Last week, when Tiger Woods won his second tournament of the year with one of the most incredible shots of his career, I cursed in a language I don’t usually speak. “He’s $#$@ back, $%$#$ @#$#!” Tiger Woods’ star has been on the rise since he was three years old, but his story is archetypal.
I have had a long relationship with Tiger ever since I was a golf shop employee in college and saw him rise from the amateurs meteorically to the pros. But in late 2009, his personal life spilled into the public and we together witnessed Tiger's star obscured behind a cloud of tears and shame. My sports hero had fallen and I was left alone to process my shock. For two years I saw him try, yet fail, to return to stardom.
He also failed to give me an opportunity to mourn my loss. I didn't judge his behavior except for the fact that I never thought he could win again, not because he didn't have the talent.

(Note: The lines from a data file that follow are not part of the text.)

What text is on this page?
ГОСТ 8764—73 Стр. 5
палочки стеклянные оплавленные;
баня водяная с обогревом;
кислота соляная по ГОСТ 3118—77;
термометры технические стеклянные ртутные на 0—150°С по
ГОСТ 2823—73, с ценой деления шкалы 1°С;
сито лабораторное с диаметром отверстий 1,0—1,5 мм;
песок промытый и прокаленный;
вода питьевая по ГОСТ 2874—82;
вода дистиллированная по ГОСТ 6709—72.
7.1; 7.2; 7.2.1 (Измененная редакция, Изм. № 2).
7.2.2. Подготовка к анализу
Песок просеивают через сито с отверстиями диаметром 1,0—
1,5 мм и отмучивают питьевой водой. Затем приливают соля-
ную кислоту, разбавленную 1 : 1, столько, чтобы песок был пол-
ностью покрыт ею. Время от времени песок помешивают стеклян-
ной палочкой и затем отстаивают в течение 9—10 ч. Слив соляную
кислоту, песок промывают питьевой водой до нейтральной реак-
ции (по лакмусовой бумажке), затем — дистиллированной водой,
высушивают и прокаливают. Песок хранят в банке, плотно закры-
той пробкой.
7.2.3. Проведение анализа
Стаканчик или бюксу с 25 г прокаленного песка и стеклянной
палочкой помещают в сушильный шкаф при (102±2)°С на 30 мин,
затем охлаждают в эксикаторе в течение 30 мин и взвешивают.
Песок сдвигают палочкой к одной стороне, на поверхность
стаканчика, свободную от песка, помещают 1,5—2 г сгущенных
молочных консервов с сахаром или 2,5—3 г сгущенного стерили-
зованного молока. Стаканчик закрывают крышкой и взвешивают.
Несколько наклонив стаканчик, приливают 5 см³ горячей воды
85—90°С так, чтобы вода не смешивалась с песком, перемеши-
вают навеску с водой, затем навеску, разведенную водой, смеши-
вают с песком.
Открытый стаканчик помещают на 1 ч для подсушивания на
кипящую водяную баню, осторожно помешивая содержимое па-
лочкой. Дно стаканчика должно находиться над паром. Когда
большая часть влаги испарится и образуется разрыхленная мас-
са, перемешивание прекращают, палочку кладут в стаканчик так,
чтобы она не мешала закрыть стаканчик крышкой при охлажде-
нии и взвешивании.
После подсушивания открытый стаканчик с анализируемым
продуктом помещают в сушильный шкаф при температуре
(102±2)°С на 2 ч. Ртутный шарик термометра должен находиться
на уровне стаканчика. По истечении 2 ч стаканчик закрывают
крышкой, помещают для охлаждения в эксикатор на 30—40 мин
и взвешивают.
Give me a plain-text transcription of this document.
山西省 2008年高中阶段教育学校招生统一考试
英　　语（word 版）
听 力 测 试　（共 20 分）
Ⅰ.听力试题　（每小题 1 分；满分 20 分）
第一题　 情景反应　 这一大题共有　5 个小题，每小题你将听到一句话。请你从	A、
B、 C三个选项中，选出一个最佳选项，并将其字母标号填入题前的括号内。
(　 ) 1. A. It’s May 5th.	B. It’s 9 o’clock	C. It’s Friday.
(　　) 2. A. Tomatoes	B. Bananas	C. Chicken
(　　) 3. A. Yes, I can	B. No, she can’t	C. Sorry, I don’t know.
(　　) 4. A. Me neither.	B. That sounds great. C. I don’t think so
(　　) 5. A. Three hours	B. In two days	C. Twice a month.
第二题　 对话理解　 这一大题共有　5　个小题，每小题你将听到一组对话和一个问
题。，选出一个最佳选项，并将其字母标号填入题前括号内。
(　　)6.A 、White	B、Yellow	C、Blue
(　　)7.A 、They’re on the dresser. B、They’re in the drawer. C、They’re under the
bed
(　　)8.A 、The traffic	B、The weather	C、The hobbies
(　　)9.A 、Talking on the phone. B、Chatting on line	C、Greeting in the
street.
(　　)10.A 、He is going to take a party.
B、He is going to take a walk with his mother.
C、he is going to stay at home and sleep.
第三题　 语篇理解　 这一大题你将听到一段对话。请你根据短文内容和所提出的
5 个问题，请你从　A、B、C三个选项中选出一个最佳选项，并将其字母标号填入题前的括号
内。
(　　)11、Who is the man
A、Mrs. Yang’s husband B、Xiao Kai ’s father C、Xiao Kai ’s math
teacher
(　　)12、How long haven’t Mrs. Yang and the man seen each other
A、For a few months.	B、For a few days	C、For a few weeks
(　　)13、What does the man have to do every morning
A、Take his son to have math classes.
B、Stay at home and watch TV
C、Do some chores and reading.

I thought he couldn’t win because I didn’t think his heroic self could tolerate the public shame. It also seemed that he wanted to return to his former heroic self without acknowledging the public's feelings of loss.
Tiger had fallen, like Icarus who flew too close to the sun even though his father warned him. Perhaps Tiger fell, because his father didn’t warn him and actually encouraged him by boldly proclaiming Tiger would change the world. We can sympathize with a fallen hero if their life history challenges us to rethink our selves. Consider Muhammad Ali. Is the world ready for a challenge to reconsider our fallen sports hero as a hero with faults?

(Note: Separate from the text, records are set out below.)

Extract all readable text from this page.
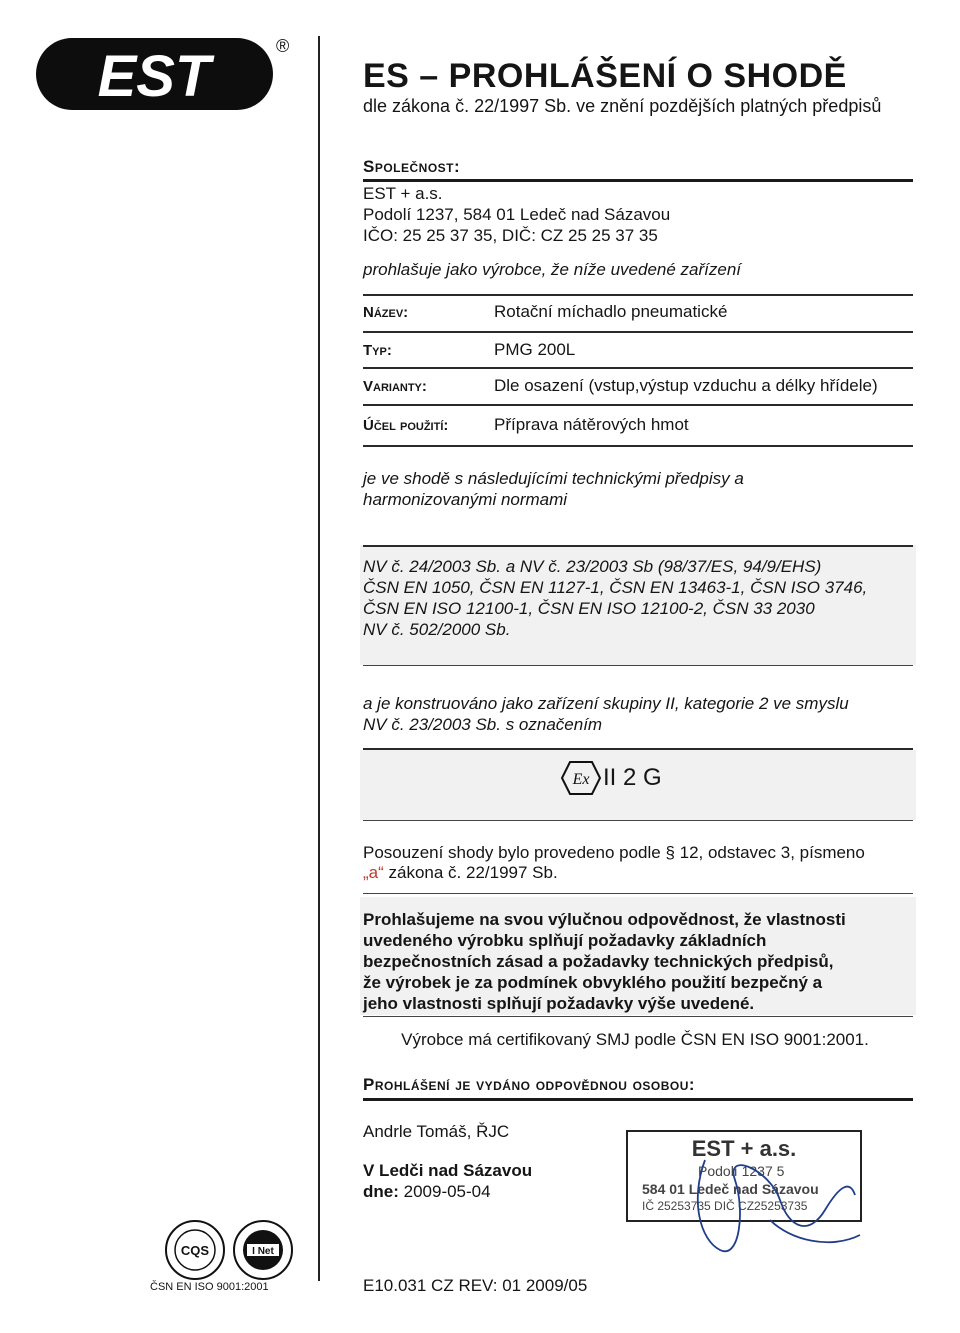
EST	®
ES – PROHLÁŠENÍ O SHODĚ
dle zákona č. 22/1997 Sb. ve znění pozdějších platných předpisů
Společnost:
EST + a.s.
Podolí 1237, 584 01 Ledeč nad Sázavou
IČO: 25 25 37 35, DIČ: CZ 25 25 37 35
prohlašuje jako výrobce, že níže uvedené zařízení
Název:	Rotační míchadlo pneumatické
Typ:	PMG 200L
Varianty:	Dle osazení (vstup,výstup vzduchu a délky hřídele)
Účel použití:	Příprava nátěrových hmot
je ve shodě s následujícími technickými předpisy a
harmonizovanými normami
NV č. 24/2003 Sb. a NV č. 23/2003 Sb (98/37/ES, 94/9/EHS)
ČSN EN 1050, ČSN EN 1127-1, ČSN EN 13463-1, ČSN ISO 3746,
ČSN EN ISO 12100-1, ČSN EN ISO 12100-2, ČSN 33 2030
NV č. 502/2000 Sb.
a je konstruováno jako zařízení skupiny II, kategorie 2 ve smyslu
NV č. 23/2003 Sb. s označením
Ex II 2 G
Posouzení shody bylo provedeno podle § 12, odstavec 3, písmeno
„a“ zákona č. 22/1997 Sb.
Prohlašujeme na svou výlučnou odpovědnost, že vlastnosti
uvedeného výrobku splňují požadavky základních
bezpečnostních zásad a požadavky technických předpisů,
že výrobek je za podmínek obvyklého použití bezpečný a
jeho vlastnosti splňují požadavky výše uvedené.
Výrobce má certifikovaný SMJ podle ČSN EN ISO 9001:2001.
Prohlášení je vydáno odpovědnou osobou:
Andrle Tomáš, ŘJC
V Ledči nad Sázavou
dne: 2009-05-04
EST + a.s.
Podolí 1237 5
584 01 Ledeč nad Sázavou
IČ 25253735 DIČ CZ25253735
CQS	I Net
ČSN EN ISO 9001:2001	E10.031 CZ REV: 01 2009/05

Now with two season victories and the U.S. Open next weekend, I'm forced to consider him again in my life. For better or worse, he in an attachment figure.
Sports heroes are important models in so many ways and rarely do they take the shape of a model with whom we have to acknowledge their weaknesses. They obtained their position through their strengths and through a carefully crafted image without regard for his flaws.

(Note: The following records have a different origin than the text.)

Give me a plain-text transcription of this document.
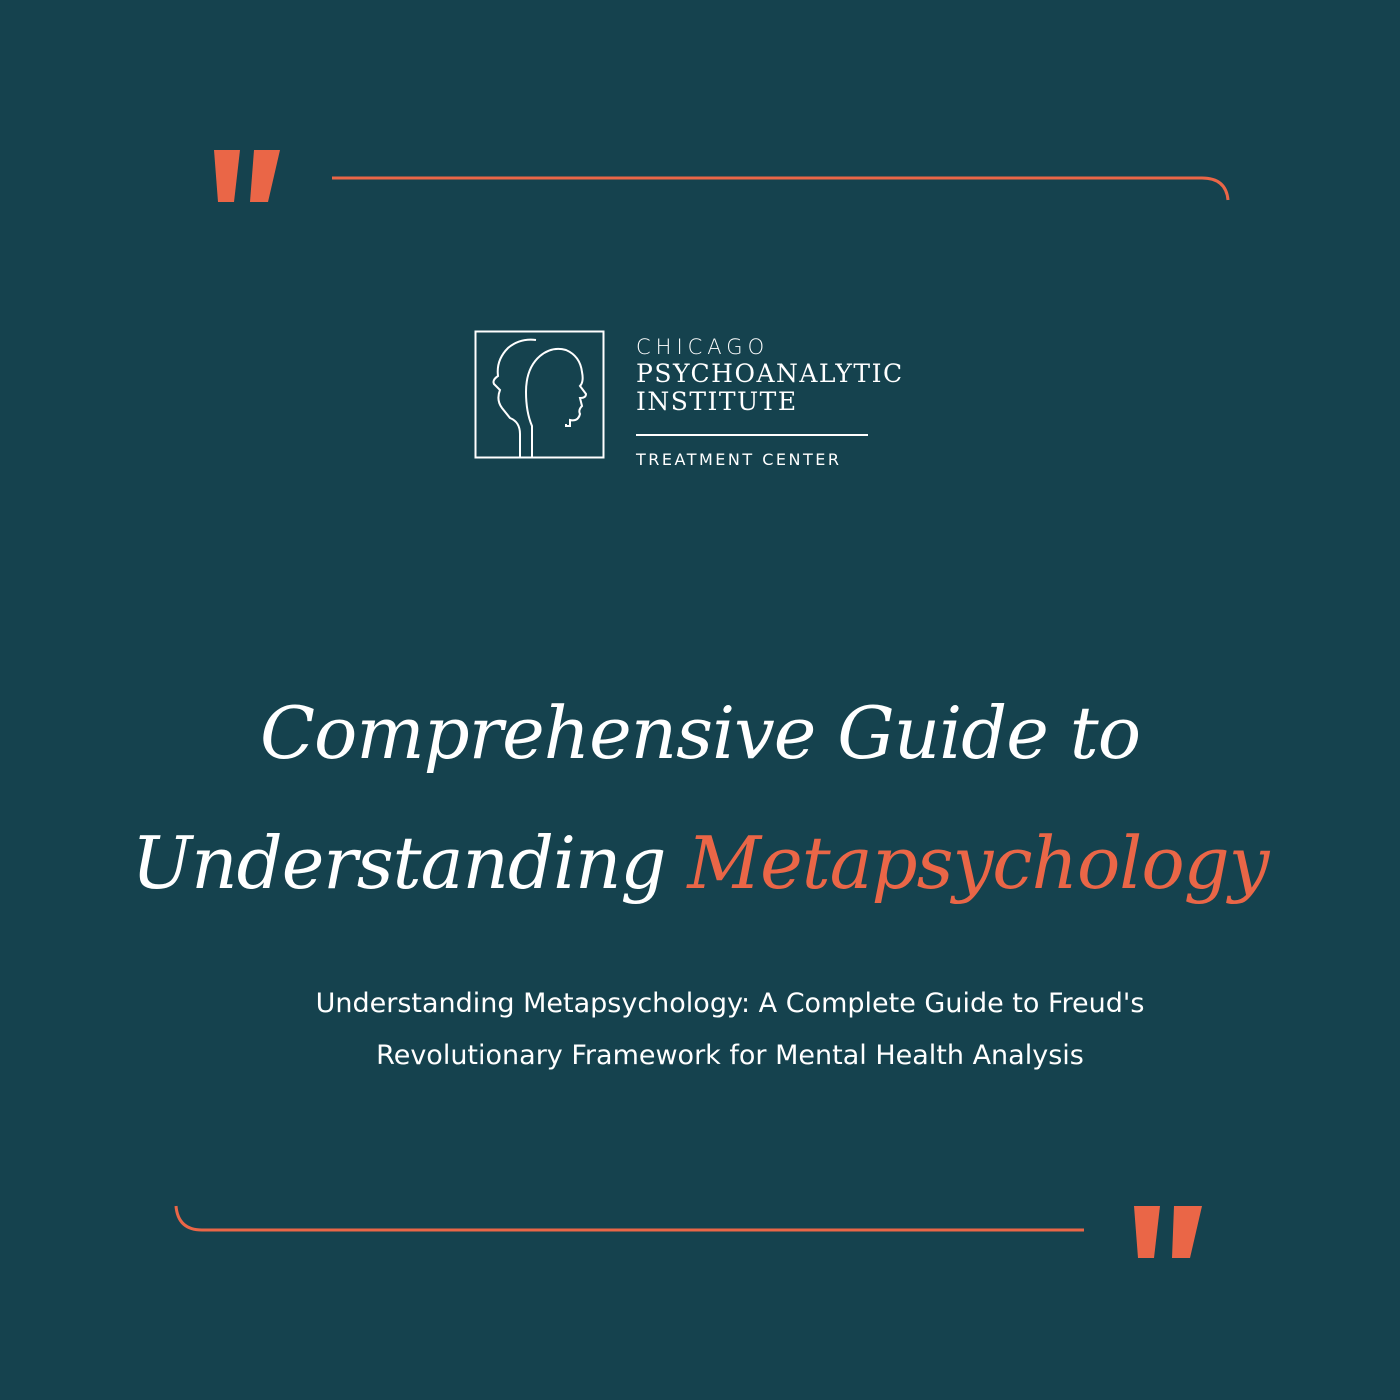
CHICAGO
PSYCHOANALYTIC
INSTITUTE
TREATMENT CENTER
Comprehensive Guide to
Understanding Metapsychology
Understanding Metapsychology: A Complete Guide to Freud's
Revolutionary Framework for Mental Health Analysis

But now he is back on top of his game and we must assume his image makers are hard at work. Let’s reconsider him thoughtfully in the madness of the image machine. Will advertisers use a fallen hero image to sell their products? Will the public take him in again with disclosures about his personal life? In the end, I think the status quo will rule the day.
On a personal level, are we allowing him back into our lives by coming to terms with his past indiscretions and forgiving him, or will we be naive and selfish, and just want our hero back. I admit I want my hero and, ok, his flaws, but I don't want to be set up for disappointment again. So I want something more from Tiger. I want to see more reflection on his situation.
I, like many fans of Tiger Woods, admire his single-minded determination and ultimately his focus on becoming the best athlete he can be. And over the years I have lived with his scripted, one-line, thoughtless answers to most of the medias’ questions. But these answers, which he still gives, do not convey a sense of relationship with the media or with his fans. We are fans of Tiger Woods and we are going to support him again, it is time for him to give us something more than just heroic shots.
I am also an athlete, a recent sub-four-hour marathoner, a former golfer, and I am not perfect. Help me Tiger, as my sports hero and as a model, integrate my less than perfect self. If you can do this, you might live up to your father’s expectations and make a difference beyond the sports world.
At the end of the day I don’t care if he wins or loses; I do care if if my hero cares about his fans.